This emphasis was rather too much for my patience.

“You forget,” I said, “that Alice is able to judge for herself—she is not a girl now”——

“She is seven and twenty, Mrs. Crofton—do you mean to reproach her with her age?” said Mrs. Harley, with an angry color rising on her face.

“Reproach her! for what?” said I, constrained to laugh in the midst of my grief. “Why will you tease Alice, and yourself, and me? She is very well—she is,” I added, with a little gulp, swallowing my better knowledge, “quite contented and happy—why will you torture her into marrying? She is quite satisfied to be as she is.”

“Ah, Clare—but I have so many children to provide for!” cried poor Mrs. Harley, with a gush of tears.

This silenced me, and I said no more. But Mrs. Harley had not exhausted her budget of complaints.
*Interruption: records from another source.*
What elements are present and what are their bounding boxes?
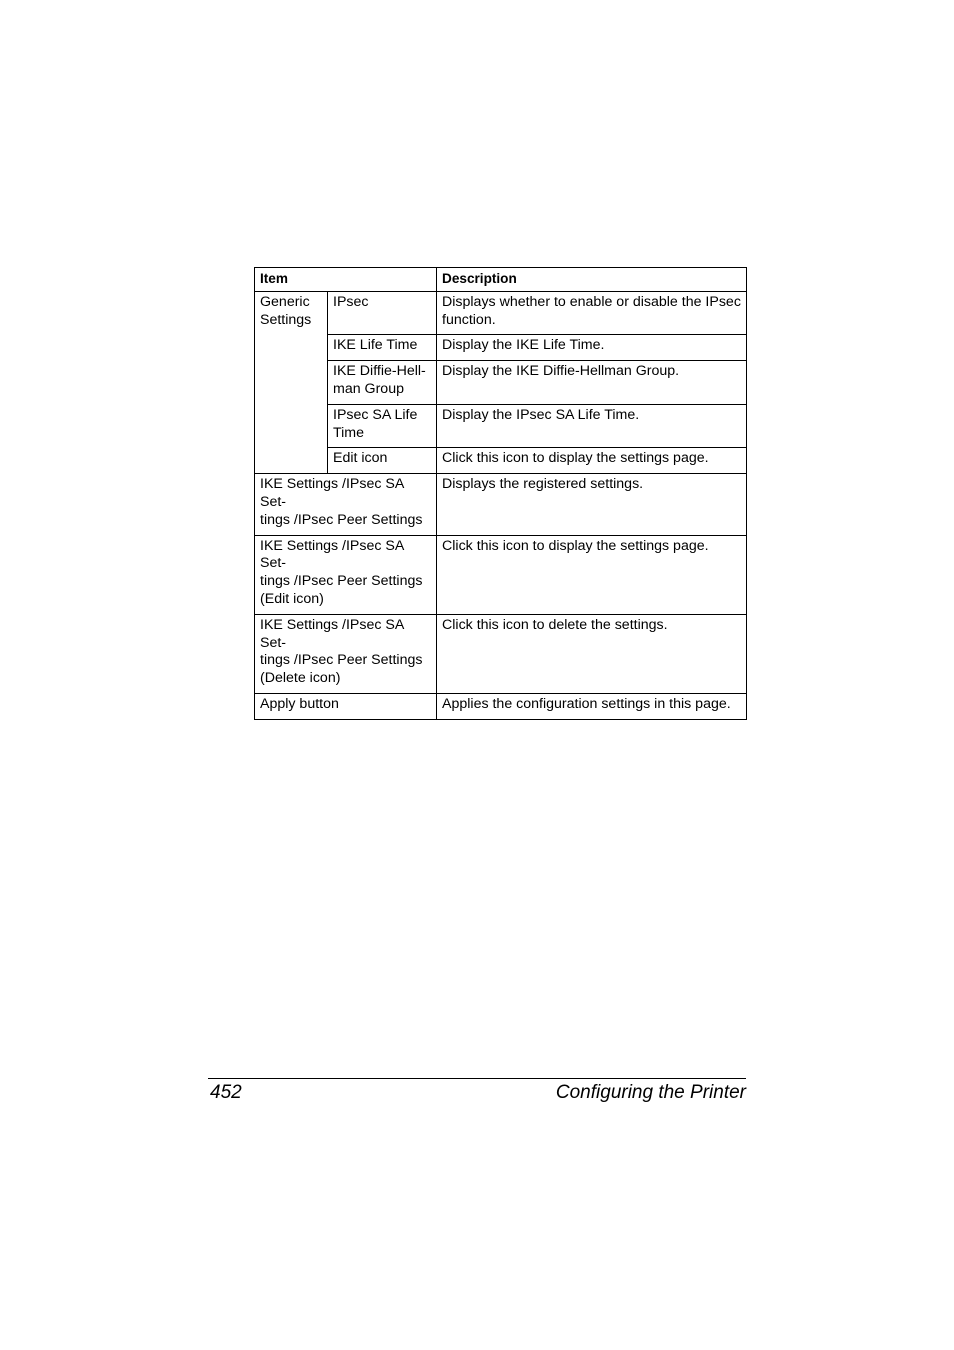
- table-header-row: [255, 268, 747, 292]
- settings-table: [254, 267, 747, 720]
- running-title: Configuring the Printer: [555, 1082, 746, 1103]
- row-description: Click this icon to display the settings page.: [437, 535, 747, 614]
- header-item: Item: [255, 268, 437, 292]
- row-description: Applies the configuration settings in this page.: [437, 693, 747, 719]
- table-row: [255, 448, 747, 474]
- table-row: [255, 404, 747, 448]
- table-row: [255, 361, 747, 405]
- row-item: IKE Settings /IPsec SA Set- tings /IPsec Peer Settings: [255, 474, 437, 535]
- row-description: Click this icon to delete the settings.: [437, 614, 747, 693]
- table-row: [255, 335, 747, 361]
- table-row: [255, 535, 747, 614]
- table-row: [255, 614, 747, 693]
- row-item: IPsec: [328, 291, 437, 335]
- row-description: Displays whether to enable or disable the IPsec function.: [437, 291, 747, 335]
- row-description: Click this icon to display the settings page.: [437, 448, 747, 474]
- row-item: IKE Settings /IPsec SA Set- tings /IPsec Peer Settings (Delete icon): [255, 614, 437, 693]
- row-description: Displays the registered settings.: [437, 474, 747, 535]
- page-number: 452: [210, 1082, 242, 1103]
- generic-settings-label: Generic Settings: [255, 291, 328, 473]
- row-item: IPsec SA Life Time: [328, 404, 437, 448]
- row-description: Display the IKE Life Time.: [437, 335, 747, 361]
- table-row: [255, 693, 747, 719]
- row-item: IKE Life Time: [328, 335, 437, 361]
- footer-divider: [208, 1078, 746, 1079]
- row-description: Display the IPsec SA Life Time.: [437, 404, 747, 448]
- row-item: Apply button: [255, 693, 437, 719]
- table-row: [255, 474, 747, 535]
- row-item: IKE Diffie-Hell- man Group: [328, 361, 437, 405]
- header-description: Description: [437, 268, 747, 292]
- row-item: Edit icon: [328, 448, 437, 474]
- row-description: Display the IKE Diffie-Hellman Group.: [437, 361, 747, 405]
- row-item: IKE Settings /IPsec SA Set- tings /IPsec Peer Settings (Edit icon): [255, 535, 437, 614]
- table-row: [255, 291, 747, 335]
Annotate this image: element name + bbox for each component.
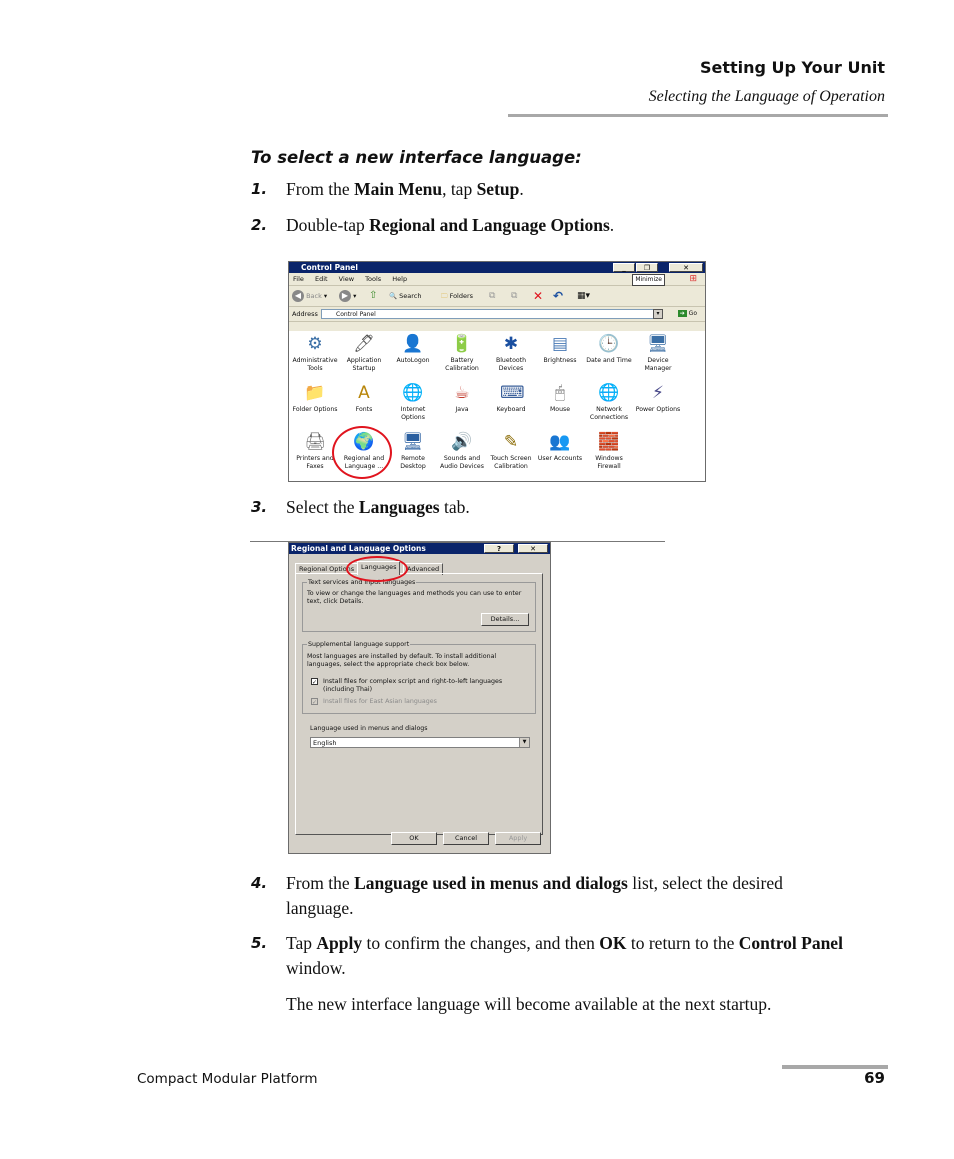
applet-label: Touch Screen Calibration xyxy=(490,455,532,470)
address-bar xyxy=(289,307,705,322)
step-text: From the Main Menu, tap Setup. xyxy=(286,179,524,199)
applet-label: Internet Options xyxy=(400,406,426,421)
menu-bar xyxy=(289,273,705,286)
move-to-icon[interactable]: ⧉ xyxy=(489,291,496,301)
toolbar xyxy=(289,286,705,307)
address-label: Address xyxy=(292,310,318,318)
step-number: 1. xyxy=(251,180,268,198)
languages-panel xyxy=(295,573,543,835)
views-icon[interactable]: ▦▾ xyxy=(577,291,591,301)
applet-label: Administrative Tools xyxy=(292,357,338,372)
running-header-subtitle: Selecting the Language of Operation xyxy=(648,88,885,105)
menu-language-select[interactable] xyxy=(310,737,530,748)
cp-icon-mouse[interactable] xyxy=(536,382,584,414)
applet-label: Fonts xyxy=(355,406,373,413)
supplemental-language-group xyxy=(302,641,536,714)
applet-icon: 👤 xyxy=(402,334,424,354)
applet-icon: 🖨 xyxy=(304,432,326,452)
checkbox-label: Install files for complex script and right-to-left languages (including Thai) xyxy=(323,678,503,693)
applet-icon: 🔊 xyxy=(451,432,473,452)
applet-icon: 📁 xyxy=(304,383,326,403)
highlight-ellipse xyxy=(332,426,392,479)
applet-icon: ⚙ xyxy=(307,334,323,354)
dropdown-arrow-icon[interactable]: ▼ xyxy=(519,738,529,747)
group-description: Most languages are installed by default. To install additional languages, select the appropriate check box below. xyxy=(307,653,497,668)
applet-icon: 🌐 xyxy=(598,383,620,403)
restore-icon[interactable]: ❐ xyxy=(636,263,658,272)
applet-icon: ☕ xyxy=(454,383,470,403)
dialog-titlebar xyxy=(289,543,550,554)
cp-icon-windows-firewall[interactable] xyxy=(585,431,633,471)
menu-view[interactable]: View xyxy=(338,275,355,283)
applet-label: Regional and Language ... xyxy=(343,455,385,470)
applet-icon: 🖊 xyxy=(353,334,375,354)
step-number: 5. xyxy=(251,934,268,952)
cp-icon-autologon[interactable] xyxy=(389,333,437,365)
applet-icon: ⌨ xyxy=(500,383,525,403)
applet-icon: 🧱 xyxy=(598,432,620,452)
applet-label: Folder Options xyxy=(292,406,338,413)
ok-button[interactable]: OK xyxy=(391,832,437,845)
procedure-title: To select a new interface language: xyxy=(251,148,582,167)
applet-label: Sounds and Audio Devices xyxy=(440,455,484,470)
cp-icon-internet-options[interactable] xyxy=(389,382,437,422)
menu-help[interactable]: Help xyxy=(392,275,408,283)
copy-to-icon[interactable]: ⧉ xyxy=(511,291,518,301)
checkbox-label: Install files for East Asian languages xyxy=(323,698,437,705)
footer-product: Compact Modular Platform xyxy=(137,1071,318,1087)
note-text: The new interface language will become available at the next startup. xyxy=(286,994,772,1014)
cp-icon-touch-screen-calibration[interactable] xyxy=(487,431,535,471)
windows-logo-icon: ⊞ xyxy=(689,274,697,284)
menu-file[interactable]: File xyxy=(293,275,304,283)
page-number: 69 xyxy=(864,1069,885,1087)
cp-icon-date-and-time[interactable] xyxy=(585,333,633,365)
applet-icon: 🖱 xyxy=(554,383,566,403)
cp-icon-remote-desktop[interactable] xyxy=(389,431,437,471)
tab-languages[interactable]: Languages xyxy=(357,561,400,575)
applet-icon: 🔋 xyxy=(451,334,473,354)
cp-icon-folder-options[interactable] xyxy=(291,382,339,414)
step-number: 2. xyxy=(251,216,268,234)
cp-icon-sounds-and-audio-devices[interactable] xyxy=(438,431,486,471)
go-button[interactable]: ➔ Go xyxy=(679,310,697,317)
help-icon[interactable]: ? xyxy=(484,544,514,553)
selected-language: English xyxy=(313,739,337,747)
applet-icon: 🌐 xyxy=(402,383,424,403)
text-services-group xyxy=(302,579,536,632)
cp-icon-keyboard[interactable] xyxy=(487,382,535,414)
close-icon[interactable]: ✕ xyxy=(669,263,703,272)
group-description: To view or change the languages and methods you can use to enter text, click Details. xyxy=(307,590,522,605)
dialog-title: Regional and Language Options xyxy=(291,544,426,553)
cp-icon-user-accounts[interactable] xyxy=(536,431,584,463)
go-arrow-icon: ➔ xyxy=(679,310,685,317)
applet-label: Application Startup xyxy=(346,357,382,372)
menu-edit[interactable]: Edit xyxy=(314,275,328,283)
applet-label: Device Manager xyxy=(644,357,672,372)
cancel-button[interactable]: Cancel xyxy=(443,832,489,845)
applet-icon: ▤ xyxy=(551,334,569,354)
applet-label: Network Connections xyxy=(589,406,629,421)
forward-arrow-icon: ▶ xyxy=(339,290,351,302)
cp-icon-administrative-tools[interactable] xyxy=(291,333,339,373)
address-field[interactable]: Control Panel xyxy=(321,309,659,319)
applet-label: Java xyxy=(455,406,469,413)
applet-label: Windows Firewall xyxy=(595,455,623,470)
address-dropdown-icon[interactable]: ▾ xyxy=(653,309,663,319)
apply-button[interactable]: Apply xyxy=(495,832,541,845)
group-legend: Text services and input languages xyxy=(308,579,416,586)
cp-icon-java[interactable] xyxy=(438,382,486,414)
cp-icon-network-connections[interactable] xyxy=(585,382,633,422)
step-text: Tap Apply to confirm the changes, and then OK to return to the Control Panel window. xyxy=(286,933,843,978)
applet-label: Power Options xyxy=(635,406,681,413)
applet-label: AutoLogon xyxy=(396,357,430,364)
minimize-icon[interactable]: _ xyxy=(613,263,635,272)
complex-script-checkbox[interactable]: ✓ xyxy=(312,679,318,686)
applet-label: User Accounts xyxy=(537,455,583,462)
applet-label: Brightness xyxy=(543,357,577,364)
minimize-button[interactable]: Minimize xyxy=(632,274,665,286)
control-panel-title: Control Panel xyxy=(301,263,358,272)
applet-icon: ✱ xyxy=(503,334,519,354)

“And Maurice,” said this unfortunate mother; “after the education he has had, and all the money and pains that have been expended on him—Maurice, I do believe, Mrs. Crofton, will do something violent one of these days; he will go into business, or,” with another outburst of tears, “set himself to learn a trade.”

“Surely nothing quite so bad as that,” said I, with as much sympathy as I could summon up.

“Ah, you don’t know how he speaks—if you could only hear him; and the troubles in India and this last dreadful news have had such an effect upon Maurice,” said Mrs. Harley; “you would suppose, to hear him speak, that the poor soldiers had suffered all the more because he was doing nothing. Such nonsense! And instead of going into the Church in a proper and dignified manner, like his dear father, I see nothing better for it but that he’ll make a tradesman of himself.”

“But it would be satisfactory to see him doing something for himself—improving his own position; he can never settle and make a home for himself while he has only his Fellowship. Don’t you think Maurice is right?” said I, keeping up the conversation from mere politeness, and already sufficiently tired of the interruption it made.